Morgan Stanley wealth management boss Greg Fleming last fall told Reuters it reduced trainee hires by nearly a third to 1,250 as part of efforts to cut $400 million in costs. The firm expects to produce the same number of graduates by being more selective and integrating trainees into existing teams.
Morgan Stanley spokesman Jim Wiggins declined to comment on this year’s plans.
Wells Fargo Advisors, a unit of Wells Fargo & Co, says it seeks to hire about 800 trainees a year, with an eye toward adding young advisers, women and minorities who can attract new clients. The brokerage, which bought A.G. Edwards in 2007, inherited its St. Louis training center and emphasis on home-grown brokers.
UBS, which has about 7,000 U.S. brokers, plans to hire 200 rookies and recruit up to 400 experienced advisers from rivals this year, similar numbers to last year.
Ninety percent of the new advisers are placed with existing teams and 75 percent develop successful practices, said Paul Santucci, a senior UBS executive who oversees hiring and recruiting.
The trainee program, which takes about four years to complete, is smaller than Merrill’s because UBS doesn’t intend to expand its adviser force much beyond its current force of about 7,000. Managers hire advisers and assign them to teams.

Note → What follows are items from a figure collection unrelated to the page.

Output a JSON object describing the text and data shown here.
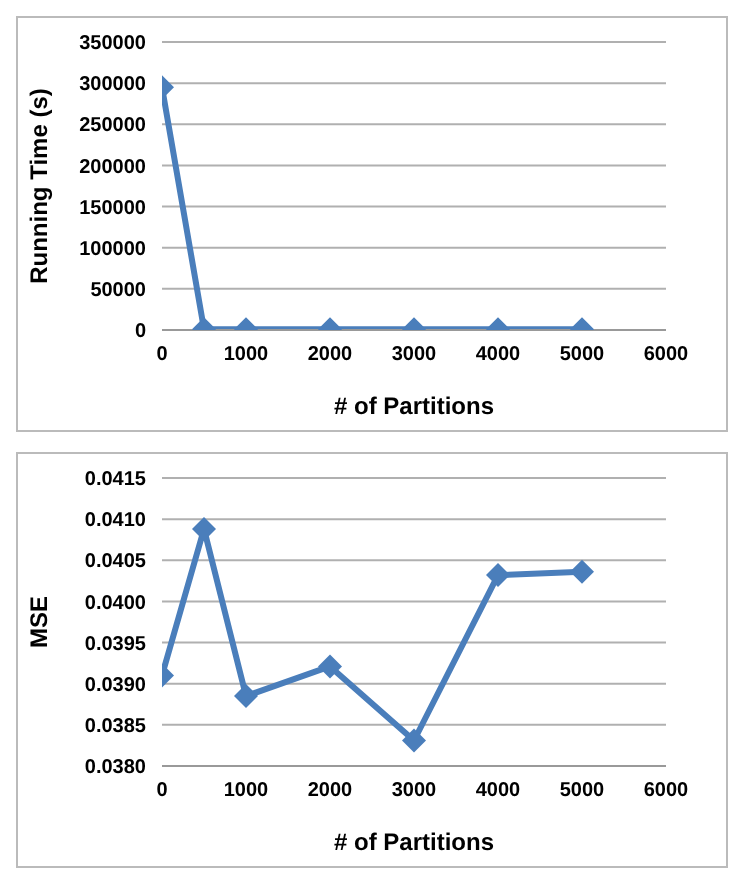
{
  "chart_data": [
    {
      "type": "line",
      "xlabel": "# of Partitions",
      "ylabel": "Running Time (s)",
      "x": [
        0,
        500,
        1000,
        2000,
        3000,
        4000,
        5000
      ],
      "series": [
        {
          "color": "#4a7ebb",
          "values": [
            295000,
            1000,
            1000,
            1000,
            1000,
            1000,
            1000
          ]
        }
      ],
      "xlim": [
        0,
        6000
      ],
      "xticks": [
        0,
        1000,
        2000,
        3000,
        4000,
        5000,
        6000
      ],
      "ylim": [
        0,
        350000
      ],
      "yticks": [
        0,
        50000,
        100000,
        150000,
        200000,
        250000,
        300000,
        350000
      ],
      "grid": "y",
      "marker": "diamond",
      "line_style": "solid",
      "legend": false
    },
    {
      "type": "line",
      "xlabel": "# of Partitions",
      "ylabel": "MSE",
      "x": [
        0,
        500,
        1000,
        2000,
        3000,
        4000,
        5000
      ],
      "series": [
        {
          "color": "#4a7ebb",
          "values": [
            0.0391,
            0.04088,
            0.03885,
            0.03921,
            0.03831,
            0.04032,
            0.04036
          ]
        }
      ],
      "xlim": [
        0,
        6000
      ],
      "xticks": [
        0,
        1000,
        2000,
        3000,
        4000,
        5000,
        6000
      ],
      "ylim": [
        0.038,
        0.0415
      ],
      "yticks": [
        {
          "value": 0.038,
          "label": "0.0380"
        },
        {
          "value": 0.0385,
          "label": "0.0385"
        },
        {
          "value": 0.039,
          "label": "0.0390"
        },
        {
          "value": 0.0395,
          "label": "0.0395"
        },
        {
          "value": 0.04,
          "label": "0.0400"
        },
        {
          "value": 0.0405,
          "label": "0.0405"
        },
        {
          "value": 0.041,
          "label": "0.0410"
        },
        {
          "value": 0.0415,
          "label": "0.0415"
        }
      ],
      "grid": "y",
      "marker": "diamond",
      "line_style": "solid",
      "legend": false
    }
  ]
}
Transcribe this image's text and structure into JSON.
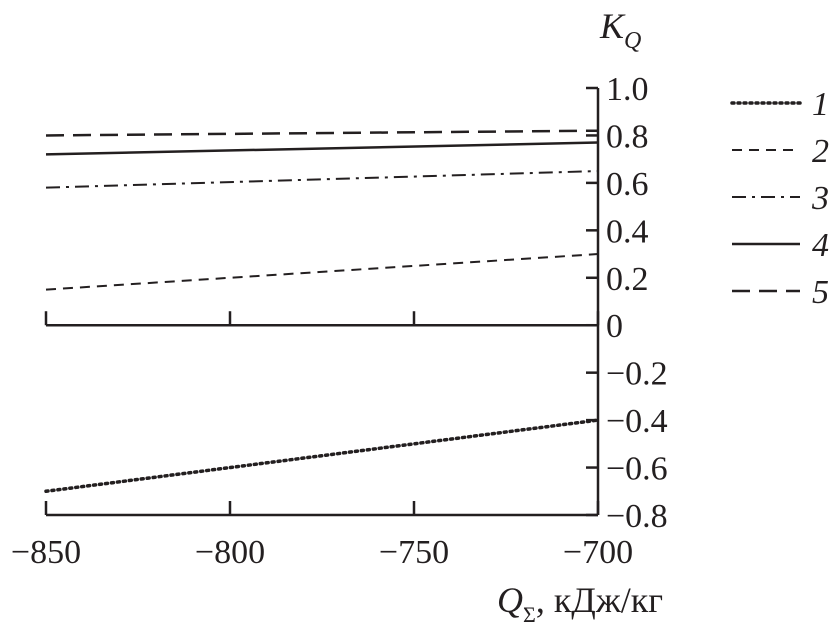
{
  "chart_data": {
    "type": "line",
    "title": "",
    "ylabel": "K",
    "ylabel_sub": "Q",
    "xlabel": "Q",
    "xlabel_sub": "Σ",
    "xlabel_units": ", кДж/кг",
    "xlim": [
      -850,
      -700
    ],
    "ylim": [
      -0.8,
      1.0
    ],
    "xticks": [
      -850,
      -800,
      -750,
      -700
    ],
    "xtick_labels": [
      "−850",
      "−800",
      "−750",
      "−700"
    ],
    "yticks": [
      1.0,
      0.8,
      0.6,
      0.4,
      0.2,
      0,
      -0.2,
      -0.4,
      -0.6,
      -0.8
    ],
    "ytick_labels": [
      "1.0",
      "0.8",
      "0.6",
      "0.4",
      "0.2",
      "0",
      "−0.2",
      "−0.4",
      "−0.6",
      "−0.8"
    ],
    "grid": false,
    "legend_position": "right",
    "series": [
      {
        "name": "1",
        "style": "dotted",
        "x": [
          -850,
          -700
        ],
        "values": [
          -0.7,
          -0.4
        ]
      },
      {
        "name": "2",
        "style": "dashed",
        "x": [
          -850,
          -700
        ],
        "values": [
          0.15,
          0.3
        ]
      },
      {
        "name": "3",
        "style": "dashdot",
        "x": [
          -850,
          -700
        ],
        "values": [
          0.58,
          0.65
        ]
      },
      {
        "name": "4",
        "style": "solid",
        "x": [
          -850,
          -700
        ],
        "values": [
          0.72,
          0.77
        ]
      },
      {
        "name": "5",
        "style": "longdash",
        "x": [
          -850,
          -700
        ],
        "values": [
          0.8,
          0.82
        ]
      }
    ],
    "color": "#231f20"
  }
}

“We feel we do it more from a common sense perspective. You can have better conversations, better coaching,” with small groups, Santucci said. “If you hire 2,000 people, like some firms do, I don’t know how you can manage that.”
Merrill made a number of changes last year to reduce trainee attrition and make those who graduate more successful.
Merrill’s trainees are paired with mentors and learn the ropes in their home offices, rather than a national campus, said Dwight Mathis, head of Merrill’s new adviser training. Its 11 regions and 120 branch complexes each have training executives.
It casts a wide net - there were more than 36,000 applicants this year - seeking people who were successful in other careers. The average trainee is 36 years old. Once they are hired, Merrill uses classroom, web and one-on-one training to help rookies learn the ropes: attracting customers, sales skills, investments and financial planning.
Business practices developed by successful teams are taught across the company. After noting that advisers who are engaged in their community often had the fastest growth, Merrill created a program that rewards trainees who get involved.
Merrill also extended the training program to 43 months, rather than 18 months, giving trainees more runway to get up to speed. Previously the firm lost dozens of trainees the day they graduated and their salaries were cut off.
As soon as they are licensed, trainees begin soliciting customers and generating revenue. They must clear rising revenue and asset hurdles each quarter. Trainees on average are profitable at the end of the third year, Merrill said.
Merrill estimates 41 percent of trainees are expected to graduate, up from an historical 30 percent. After three years, trainees are expected to have clients with $30 million in assets and take home about $100,000 a year in commissions and fees.
Successful graduates, Merrill says, generate revenue that more than makes up for trainees who wash out of the program.
“A lot of capital is invested, but it has good returns,” Fickinger said. “If you were on the outside and could invest in a program like this, you would.”